Seafood is a healthy choice for people of all ages. It provides high-quality protein and a wide range of important vitamins, minerals and omega-3 fatty acids.
Seafood is an excellent source of lean and easily digestible protein. A 100 g serving of seafood can provide almost half of an adults daily protein needs for only 100-200 calories. Fish and shellfish contain protein that includes all of the essential amino acids, making it a complete source of protein.
Seafood is considered to be a low calorie food when compared to other protein-rich foods such as meat and poultry. Most lean or lower fat species of fish, such as cod or flounder, contain 100 calories per 100 g, and even the fattier fish like mackerel and herring, contain approximately 200 calories or less in a 100 g serving.
Fish and shellfish are considered to be low in both total fat and saturated fats, generally containing less that 5% total fat in lean fish (e.g.: cod, flounder) and 15% total fat in fattier fish (e.g.: mackerel, herring, salmon). A large portion of the fat in seafood is unsaturated and contains a unique kind of polyunsaturated fat, called omega-3 fatty acids that can provide additional health benefits, are crucial for body and brain function and are strongly linked to reduce the risk of many diseases.

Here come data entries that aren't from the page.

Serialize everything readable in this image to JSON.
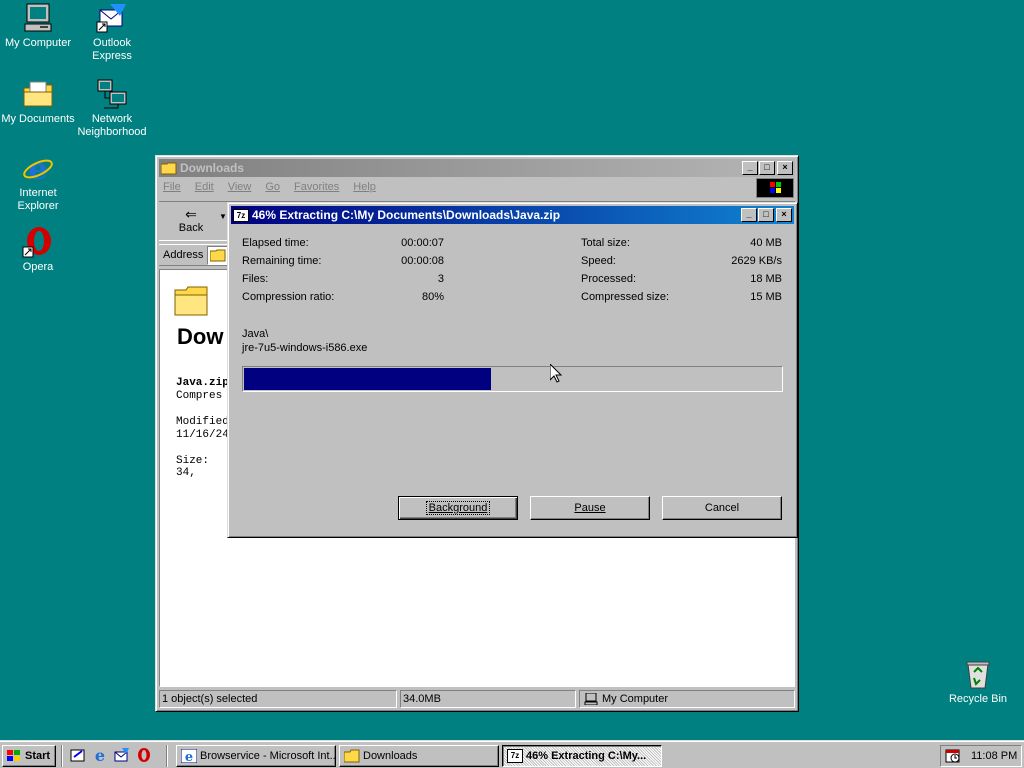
{
  "desktop": {
    "icons": [
      {
        "label": "My Computer"
      },
      {
        "label": "Outlook Express"
      },
      {
        "label": "My Documents"
      },
      {
        "label": "Network Neighborhood"
      },
      {
        "label": "Internet Explorer"
      },
      {
        "label": "Opera"
      },
      {
        "label": "Recycle Bin"
      }
    ]
  },
  "explorer": {
    "title": "Downloads",
    "menu": [
      "File",
      "Edit",
      "View",
      "Go",
      "Favorites",
      "Help"
    ],
    "back_label": "Back",
    "address_label": "Address",
    "folder_heading": "Dow",
    "info": {
      "filename": "Java.zip",
      "type": "Compres",
      "modified_label": "Modified:",
      "modified_value": "11/16/24",
      "size": "Size: 34,"
    },
    "status": {
      "selected": "1 object(s) selected",
      "size": "34.0MB",
      "zone": "My Computer"
    }
  },
  "dialog": {
    "title": "46% Extracting C:\\My Documents\\Downloads\\Java.zip",
    "stats_left": [
      {
        "label": "Elapsed time:",
        "value": "00:00:07"
      },
      {
        "label": "Remaining time:",
        "value": "00:00:08"
      },
      {
        "label": "Files:",
        "value": "3"
      },
      {
        "label": "Compression ratio:",
        "value": "80%"
      }
    ],
    "stats_right": [
      {
        "label": "Total size:",
        "value": "40 MB"
      },
      {
        "label": "Speed:",
        "value": "2629 KB/s"
      },
      {
        "label": "Processed:",
        "value": "18 MB"
      },
      {
        "label": "Compressed size:",
        "value": "15 MB"
      }
    ],
    "current_folder": "Java\\",
    "current_file": "jre-7u5-windows-i586.exe",
    "progress_fraction": 0.46,
    "buttons": {
      "background": "Background",
      "pause": "Pause",
      "cancel": "Cancel"
    }
  },
  "taskbar": {
    "start_label": "Start",
    "tasks": [
      {
        "label": "Browservice - Microsoft Int..."
      },
      {
        "label": "Downloads"
      },
      {
        "label": "46% Extracting C:\\My..."
      }
    ],
    "clock": "11:08 PM"
  },
  "colors": {
    "desktop": "#008080",
    "title_active": "#000080",
    "progress": "#000080"
  }
}
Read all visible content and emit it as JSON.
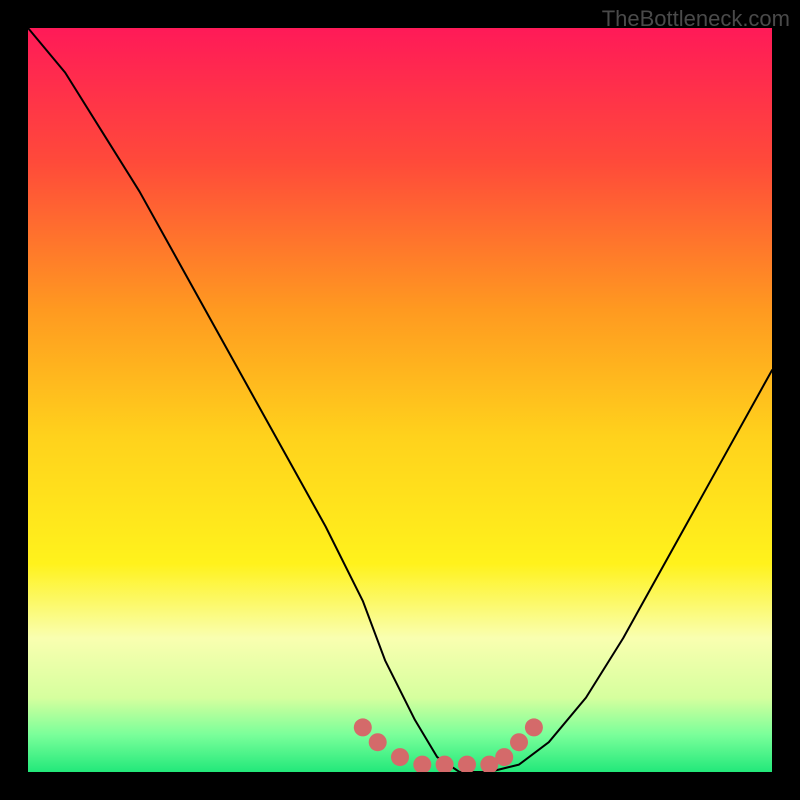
{
  "watermark": "TheBottleneck.com",
  "chart_data": {
    "type": "line",
    "title": "",
    "xlabel": "",
    "ylabel": "",
    "xlim": [
      0,
      100
    ],
    "ylim": [
      0,
      100
    ],
    "grid": false,
    "legend": false,
    "background_gradient": {
      "stops": [
        {
          "offset": 0.0,
          "color": "#ff1a58"
        },
        {
          "offset": 0.18,
          "color": "#ff4a3a"
        },
        {
          "offset": 0.38,
          "color": "#ff9a20"
        },
        {
          "offset": 0.55,
          "color": "#ffd21c"
        },
        {
          "offset": 0.72,
          "color": "#fff21c"
        },
        {
          "offset": 0.82,
          "color": "#f9ffb0"
        },
        {
          "offset": 0.9,
          "color": "#d6ff9e"
        },
        {
          "offset": 0.95,
          "color": "#7aff9a"
        },
        {
          "offset": 1.0,
          "color": "#22e87a"
        }
      ]
    },
    "series": [
      {
        "name": "bottleneck-curve",
        "color": "#000000",
        "stroke_width": 2,
        "x": [
          0,
          5,
          10,
          15,
          20,
          25,
          30,
          35,
          40,
          45,
          48,
          52,
          55,
          58,
          62,
          66,
          70,
          75,
          80,
          85,
          90,
          95,
          100
        ],
        "y": [
          100,
          94,
          86,
          78,
          69,
          60,
          51,
          42,
          33,
          23,
          15,
          7,
          2,
          0,
          0,
          1,
          4,
          10,
          18,
          27,
          36,
          45,
          54
        ]
      }
    ],
    "markers": {
      "name": "optimal-range",
      "color": "#d46a6a",
      "points": [
        {
          "x": 45,
          "y": 6
        },
        {
          "x": 47,
          "y": 4
        },
        {
          "x": 50,
          "y": 2
        },
        {
          "x": 53,
          "y": 1
        },
        {
          "x": 56,
          "y": 1
        },
        {
          "x": 59,
          "y": 1
        },
        {
          "x": 62,
          "y": 1
        },
        {
          "x": 64,
          "y": 2
        },
        {
          "x": 66,
          "y": 4
        },
        {
          "x": 68,
          "y": 6
        }
      ],
      "radius": 9
    }
  }
}
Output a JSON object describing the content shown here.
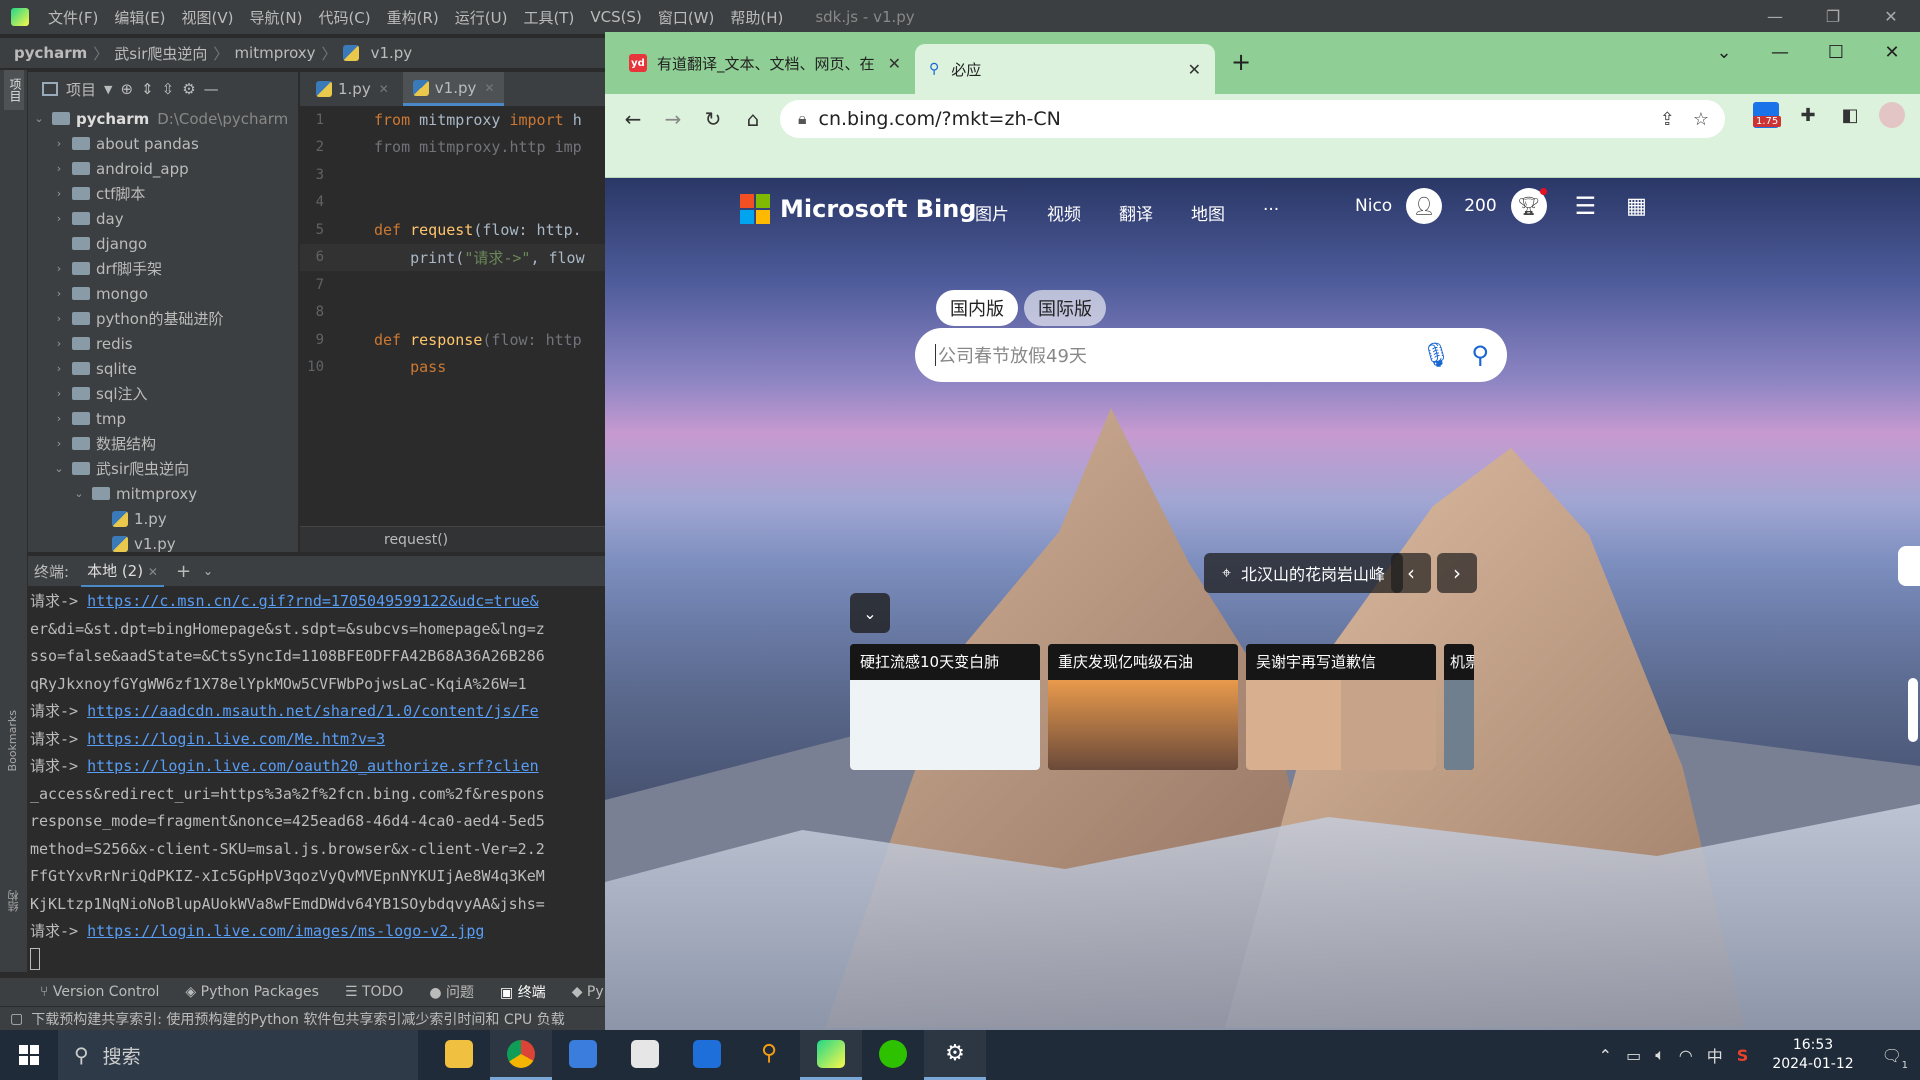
{
  "ide": {
    "menus": [
      "文件(F)",
      "编辑(E)",
      "视图(V)",
      "导航(N)",
      "代码(C)",
      "重构(R)",
      "运行(U)",
      "工具(T)",
      "VCS(S)",
      "窗口(W)",
      "帮助(H)"
    ],
    "window_title": "sdk.js - v1.py",
    "breadcrumb": [
      "pycharm",
      "武sir爬虫逆向",
      "mitmproxy",
      "v1.py"
    ],
    "project_label": "项目",
    "left_strip_label": "项目",
    "bookmarks_label": "Bookmarks",
    "structure_label": "结构",
    "tree": {
      "root_name": "pycharm",
      "root_path": "D:\\Code\\pycharm",
      "folders": [
        "about pandas",
        "android_app",
        "ctf脚本",
        "day",
        "django",
        "drf脚手架",
        "mongo",
        "python的基础进阶",
        "redis",
        "sqlite",
        "sql注入",
        "tmp",
        "数据结构"
      ],
      "expanded_folder": "武sir爬虫逆向",
      "subfolder": "mitmproxy",
      "files": [
        "1.py",
        "v1.py"
      ]
    },
    "editor_tabs": [
      "1.py",
      "v1.py"
    ],
    "code": [
      {
        "n": "1",
        "parts": [
          [
            "kw",
            "from "
          ],
          [
            "txt",
            "mitmproxy "
          ],
          [
            "kw",
            "import "
          ],
          [
            "txt",
            "h"
          ]
        ]
      },
      {
        "n": "2",
        "parts": [
          [
            "dim",
            "from mitmproxy.http imp"
          ]
        ]
      },
      {
        "n": "3",
        "parts": []
      },
      {
        "n": "4",
        "parts": []
      },
      {
        "n": "5",
        "parts": [
          [
            "kw",
            "def "
          ],
          [
            "fn",
            "request"
          ],
          [
            "txt",
            "(flow: http."
          ]
        ]
      },
      {
        "n": "6",
        "parts": [
          [
            "txt",
            "    print("
          ],
          [
            "str",
            "\"请求->\""
          ],
          [
            "txt",
            ", flow"
          ]
        ]
      },
      {
        "n": "7",
        "parts": []
      },
      {
        "n": "8",
        "parts": []
      },
      {
        "n": "9",
        "parts": [
          [
            "kw",
            "def "
          ],
          [
            "fn",
            "response"
          ],
          [
            "dim",
            "(flow: http"
          ]
        ]
      },
      {
        "n": "10",
        "parts": [
          [
            "kw",
            "    pass"
          ]
        ]
      }
    ],
    "editor_crumb": "request()",
    "terminal_label": "终端:",
    "terminal_tab": "本地 (2)",
    "terminal_lines": [
      {
        "prefix": "请求-> ",
        "link": "https://c.msn.cn/c.gif?rnd=1705049599122&udc=true&",
        "rest": ""
      },
      {
        "prefix": "",
        "link": "",
        "rest": "er&di=&st.dpt=bingHomepage&st.sdpt=&subcvs=homepage&lng=z"
      },
      {
        "prefix": "",
        "link": "",
        "rest": "sso=false&aadState=&CtsSyncId=1108BFE0DFFA42B68A36A26B286"
      },
      {
        "prefix": "",
        "link": "",
        "rest": "qRyJkxnoyfGYgWW6zf1X78elYpkMOw5CVFWbPojwsLaC-KqiA%26W=1"
      },
      {
        "prefix": "请求-> ",
        "link": "https://aadcdn.msauth.net/shared/1.0/content/js/Fe",
        "rest": ""
      },
      {
        "prefix": "请求-> ",
        "link": "https://login.live.com/Me.htm?v=3",
        "rest": ""
      },
      {
        "prefix": "请求-> ",
        "link": "https://login.live.com/oauth20_authorize.srf?clien",
        "rest": ""
      },
      {
        "prefix": "",
        "link": "",
        "rest": "_access&redirect_uri=https%3a%2f%2fcn.bing.com%2f&respons"
      },
      {
        "prefix": "",
        "link": "",
        "rest": "response_mode=fragment&nonce=425ead68-46d4-4ca0-aed4-5ed5"
      },
      {
        "prefix": "",
        "link": "",
        "rest": "method=S256&x-client-SKU=msal.js.browser&x-client-Ver=2.2"
      },
      {
        "prefix": "",
        "link": "",
        "rest": "FfGtYxvRrNriQdPKIZ-xIc5GpHpV3qozVyQvMVEpnNYKUIjAe8W4q3KeM"
      },
      {
        "prefix": "",
        "link": "",
        "rest": "KjKLtzp1NqNioNoBlupAUokWVa8wFEmdDWdv64YB1SOybdqvyAA&jshs="
      },
      {
        "prefix": "请求-> ",
        "link": "https://login.live.com/images/ms-logo-v2.jpg",
        "rest": ""
      }
    ],
    "bottom_tools": [
      "Version Control",
      "Python Packages",
      "TODO",
      "问题",
      "终端",
      "Py"
    ],
    "status_text": "下载预构建共享索引: 使用预构建的Python 软件包共享索引减少索引时间和 CPU 负载"
  },
  "browser": {
    "tabs": [
      {
        "favicon": "yd",
        "title": "有道翻译_文本、文档、网页、在"
      },
      {
        "favicon": "🔍",
        "title": "必应"
      }
    ],
    "url": "cn.bing.com/?mkt=zh-CN",
    "ext_badge": "1.75",
    "colors": {
      "accent": "#8fcf95",
      "toolbar": "#dcf2dd",
      "link": "#589df6"
    }
  },
  "bing": {
    "logo_text": "Microsoft Bing",
    "nav": [
      "图片",
      "视频",
      "翻译",
      "地图",
      "···"
    ],
    "user": "Nico",
    "points": "200",
    "scope_tabs": [
      "国内版",
      "国际版"
    ],
    "search_placeholder": "公司春节放假49天",
    "caption": "北汉山的花岗岩山峰",
    "cards": [
      {
        "title": "硬扛流感10天变白肺",
        "color": "#eef3f6"
      },
      {
        "title": "重庆发现亿吨级石油",
        "color": "#d88640"
      },
      {
        "title": "吴谢宇再写道歉信",
        "color": "#d9b08f"
      },
      {
        "title": "机票",
        "color": "#6f7f8d"
      }
    ]
  },
  "taskbar": {
    "search_text": "搜索",
    "time": "16:53",
    "date": "2024-01-12",
    "ime": "中",
    "notification_count": "1"
  }
}
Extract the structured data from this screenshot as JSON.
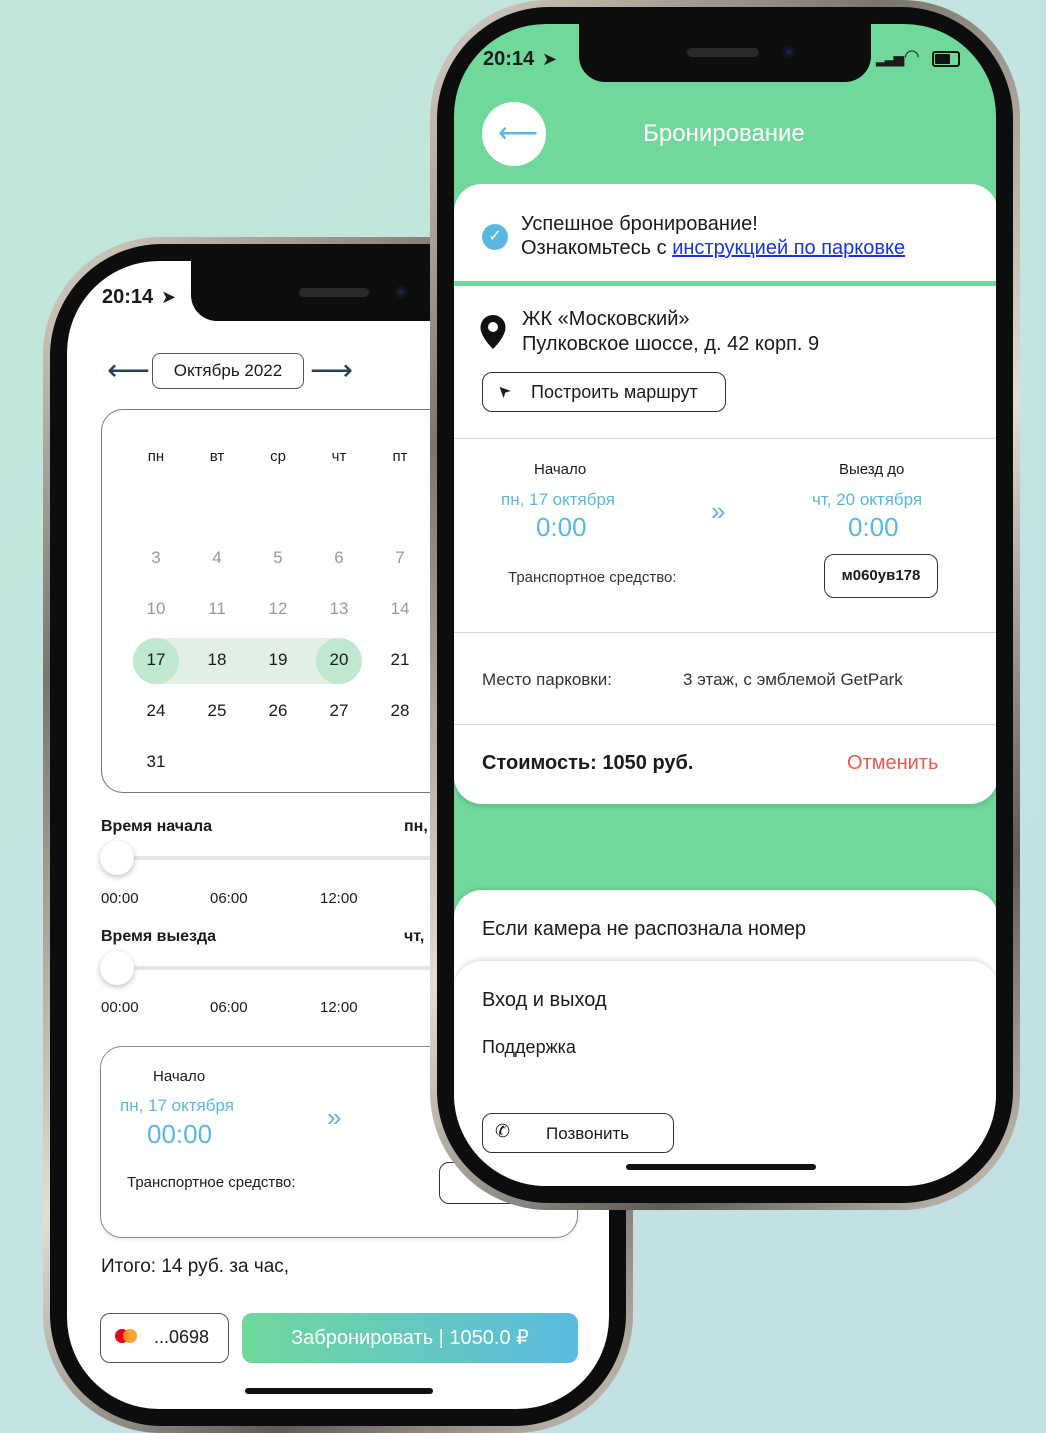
{
  "colors": {
    "accent_green": "#6fd89a",
    "accent_blue": "#5ab8e0",
    "cancel_red": "#f0584a",
    "selected_day": "#bfe8cf"
  },
  "left_phone": {
    "status_time": "20:14",
    "month_label": "Октябрь 2022",
    "weekdays": [
      "пн",
      "вт",
      "ср",
      "чт",
      "пт"
    ],
    "weeks": [
      [
        "3",
        "4",
        "5",
        "6",
        "7"
      ],
      [
        "10",
        "11",
        "12",
        "13",
        "14"
      ],
      [
        "17",
        "18",
        "19",
        "20",
        "21"
      ],
      [
        "24",
        "25",
        "26",
        "27",
        "28"
      ],
      [
        "31"
      ]
    ],
    "selected_start": "17",
    "selected_end": "20",
    "start_time": {
      "label": "Время начала",
      "value_prefix": "пн,",
      "ticks": [
        "00:00",
        "06:00",
        "12:00"
      ],
      "slider_fraction": 0
    },
    "end_time": {
      "label": "Время выезда",
      "value_prefix": "чт,",
      "ticks": [
        "00:00",
        "06:00",
        "12:00"
      ],
      "slider_fraction": 0
    },
    "summary": {
      "start_label": "Начало",
      "start_date": "пн, 17 октября",
      "start_time": "00:00",
      "vehicle_label": "Транспортное средство:"
    },
    "total": "Итого: 14 руб. за час,",
    "card": "...0698",
    "book_button": "Забронировать | 1050.0 ₽"
  },
  "right_phone": {
    "status_time": "20:14",
    "title": "Бронирование",
    "success_line": "Успешное бронирование!",
    "instruction_prefix": "Ознакомьтесь с",
    "instruction_link": "инструкцией по парковке",
    "place_name": "ЖК «Московский»",
    "address": "Пулковское шоссе, д. 42 корп. 9",
    "route_button": "Построить маршрут",
    "start_label": "Начало",
    "start_date": "пн, 17 октября",
    "start_time": "0:00",
    "end_label": "Выезд до",
    "end_date": "чт, 20 октября",
    "end_time": "0:00",
    "vehicle_label": "Транспортное средство:",
    "vehicle_plate": "м060ув178",
    "spot_label": "Место парковки:",
    "spot_value": "3 этаж, с эмблемой GetPark",
    "cost": "Стоимость: 1050 руб.",
    "cancel": "Отменить",
    "camera_title": "Если камера не распознала номер",
    "entry_title": "Вход и выход",
    "support": "Поддержка",
    "call_button": "Позвонить"
  }
}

Generally, most types of seafood contain well under 100 mg of cholesterol per 100 g serving and many leaner types of fish have less than 60 mg. Shrimp, however, contain somewhat higher levels with 170 mg per 100 g, while squid is the only seafood that has a significantly elevated cholesterol content which averages almost 400 mg per 100 g.
Fish are naturally low in sodium and even those species with the highest sodium levels contain less than 100 mg per 100 g portion. Most shellfish have more sodium ranging from 100-500 mg per serving, while products that are brine frozen may contain as must has 800-1000 mg of sodium per serving.
Vitamins and Minerals
Seafood is generally considered to be a reasonable but not particularly rich source of vitamins. Fish have levels of B vitamins that are similar to other protein-rich foods, while fattier fish can be a good source of Vitamin D and A.
Most seafood are a reasonable source of minerals, such as phosphorus, potassium, selenium, while shellfish can be a good source of iron, zinc, magnesium, copper, iodine and other trace minerals.